Job 42 – Het Boek HTB

Het Boek

Job 42:1-17

Jobs antwoord aan God

1Daarna gaf Job de Here antwoord:

2‘Ik weet dat U alles kunt en dat niemand U kan tegenhouden.

3U vraagt wie het is die op zoʼn onzinnige manier over uw besluiten sprak. Ik ben het. Ik praatte over dingen waarvan ik niets weet en die ik niet begreep, dingen die veel te ver boven mijn begrip uitgaan.

4U zei: “Luister, dan zal Ik wat zeggen. Laat Mij u enkele vragen stellen. Probeer die maar eens te beantwoorden!”

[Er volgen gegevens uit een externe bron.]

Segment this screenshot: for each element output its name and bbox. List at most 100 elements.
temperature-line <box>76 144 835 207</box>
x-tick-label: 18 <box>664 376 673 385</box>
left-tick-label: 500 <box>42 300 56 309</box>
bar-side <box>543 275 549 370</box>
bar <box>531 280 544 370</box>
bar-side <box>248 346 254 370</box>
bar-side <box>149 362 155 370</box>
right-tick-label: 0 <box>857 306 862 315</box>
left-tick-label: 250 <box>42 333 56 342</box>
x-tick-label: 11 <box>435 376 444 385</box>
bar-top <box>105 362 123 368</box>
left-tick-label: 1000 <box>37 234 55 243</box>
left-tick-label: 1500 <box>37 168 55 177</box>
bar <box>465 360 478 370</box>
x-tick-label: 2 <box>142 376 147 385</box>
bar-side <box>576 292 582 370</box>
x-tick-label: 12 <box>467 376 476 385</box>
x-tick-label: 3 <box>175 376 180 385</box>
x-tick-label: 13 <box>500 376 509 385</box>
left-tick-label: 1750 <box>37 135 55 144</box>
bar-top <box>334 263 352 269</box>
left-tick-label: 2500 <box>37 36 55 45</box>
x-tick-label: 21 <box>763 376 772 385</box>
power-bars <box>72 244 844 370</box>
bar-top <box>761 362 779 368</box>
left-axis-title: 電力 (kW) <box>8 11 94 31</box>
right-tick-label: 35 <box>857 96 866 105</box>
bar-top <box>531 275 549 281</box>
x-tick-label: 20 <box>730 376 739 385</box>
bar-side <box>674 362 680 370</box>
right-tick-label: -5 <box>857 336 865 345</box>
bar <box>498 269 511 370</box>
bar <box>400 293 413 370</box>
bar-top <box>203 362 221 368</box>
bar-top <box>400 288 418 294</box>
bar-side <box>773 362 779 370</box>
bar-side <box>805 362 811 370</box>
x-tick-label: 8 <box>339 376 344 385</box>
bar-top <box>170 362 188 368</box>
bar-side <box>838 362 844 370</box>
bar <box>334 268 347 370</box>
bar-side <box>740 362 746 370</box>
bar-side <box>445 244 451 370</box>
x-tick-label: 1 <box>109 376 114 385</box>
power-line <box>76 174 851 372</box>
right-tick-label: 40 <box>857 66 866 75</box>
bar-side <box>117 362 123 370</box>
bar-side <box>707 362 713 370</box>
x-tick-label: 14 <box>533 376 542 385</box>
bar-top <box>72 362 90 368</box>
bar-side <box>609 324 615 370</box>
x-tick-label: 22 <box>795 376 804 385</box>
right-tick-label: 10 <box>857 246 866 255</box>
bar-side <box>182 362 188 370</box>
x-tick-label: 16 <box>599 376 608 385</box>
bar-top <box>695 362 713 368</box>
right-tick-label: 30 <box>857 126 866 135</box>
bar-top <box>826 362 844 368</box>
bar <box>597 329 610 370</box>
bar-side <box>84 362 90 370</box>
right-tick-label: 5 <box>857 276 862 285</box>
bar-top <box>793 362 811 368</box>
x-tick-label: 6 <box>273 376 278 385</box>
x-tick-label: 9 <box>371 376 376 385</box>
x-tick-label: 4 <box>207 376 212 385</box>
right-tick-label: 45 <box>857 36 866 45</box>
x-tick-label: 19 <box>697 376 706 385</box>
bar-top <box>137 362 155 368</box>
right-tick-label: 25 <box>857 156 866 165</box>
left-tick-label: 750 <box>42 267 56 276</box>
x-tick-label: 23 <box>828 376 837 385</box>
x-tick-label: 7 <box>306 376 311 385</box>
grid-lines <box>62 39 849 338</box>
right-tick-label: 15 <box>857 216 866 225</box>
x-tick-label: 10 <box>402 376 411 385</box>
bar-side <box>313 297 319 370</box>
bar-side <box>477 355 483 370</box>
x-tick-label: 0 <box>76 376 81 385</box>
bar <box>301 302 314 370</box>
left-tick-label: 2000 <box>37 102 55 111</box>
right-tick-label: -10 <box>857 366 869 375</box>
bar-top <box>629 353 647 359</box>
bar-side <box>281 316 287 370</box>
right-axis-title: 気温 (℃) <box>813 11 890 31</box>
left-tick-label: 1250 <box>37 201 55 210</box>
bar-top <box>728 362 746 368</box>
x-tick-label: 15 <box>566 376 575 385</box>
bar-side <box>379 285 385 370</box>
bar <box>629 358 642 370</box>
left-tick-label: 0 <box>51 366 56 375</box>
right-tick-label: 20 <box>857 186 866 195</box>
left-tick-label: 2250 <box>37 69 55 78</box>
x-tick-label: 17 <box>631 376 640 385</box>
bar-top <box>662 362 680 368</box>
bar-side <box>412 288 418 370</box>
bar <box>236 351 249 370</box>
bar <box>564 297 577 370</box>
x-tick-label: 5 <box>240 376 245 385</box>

5Maar nu zeg ik: “Ik had al eerder van U gehoord, maar nu heb ik U gezien.

6Daarom walg ik van mijzelf en uit berouw verneder ik mij in stof en as.” ’

7Nadat de Here tegen Job was uitgesproken, wendde Hij zich tot Elifaz uit Teman en zei: ‘Ik ben toornig op u en uw twee vrienden, want u had geen gelijk met wat u over Mij zei. Job had het wel bij het rechte eind. 8Neem nu zeven jonge stieren en zeven rammen, ga naar mijn dienaar Job en breng een brandoffer voor uzelf. Mijn dienaar Job zal voor u bidden en Ik zal naar hem luisteren, terwijl hij voor u bidt, en u niet straffen zoals Ik eigenlijk zou moeten doen om uw zonde en omdat u niet op de juiste wijze over Mij hebt gesproken, in tegenstelling tot mijn dienaar Job.’ 9Elifaz uit Teman, Bildad uit Suach en Zofar uit Naäma deden wat de Here hun had opgedragen. En de Here aanvaardde het gebed dat Job voor hen uitsprak.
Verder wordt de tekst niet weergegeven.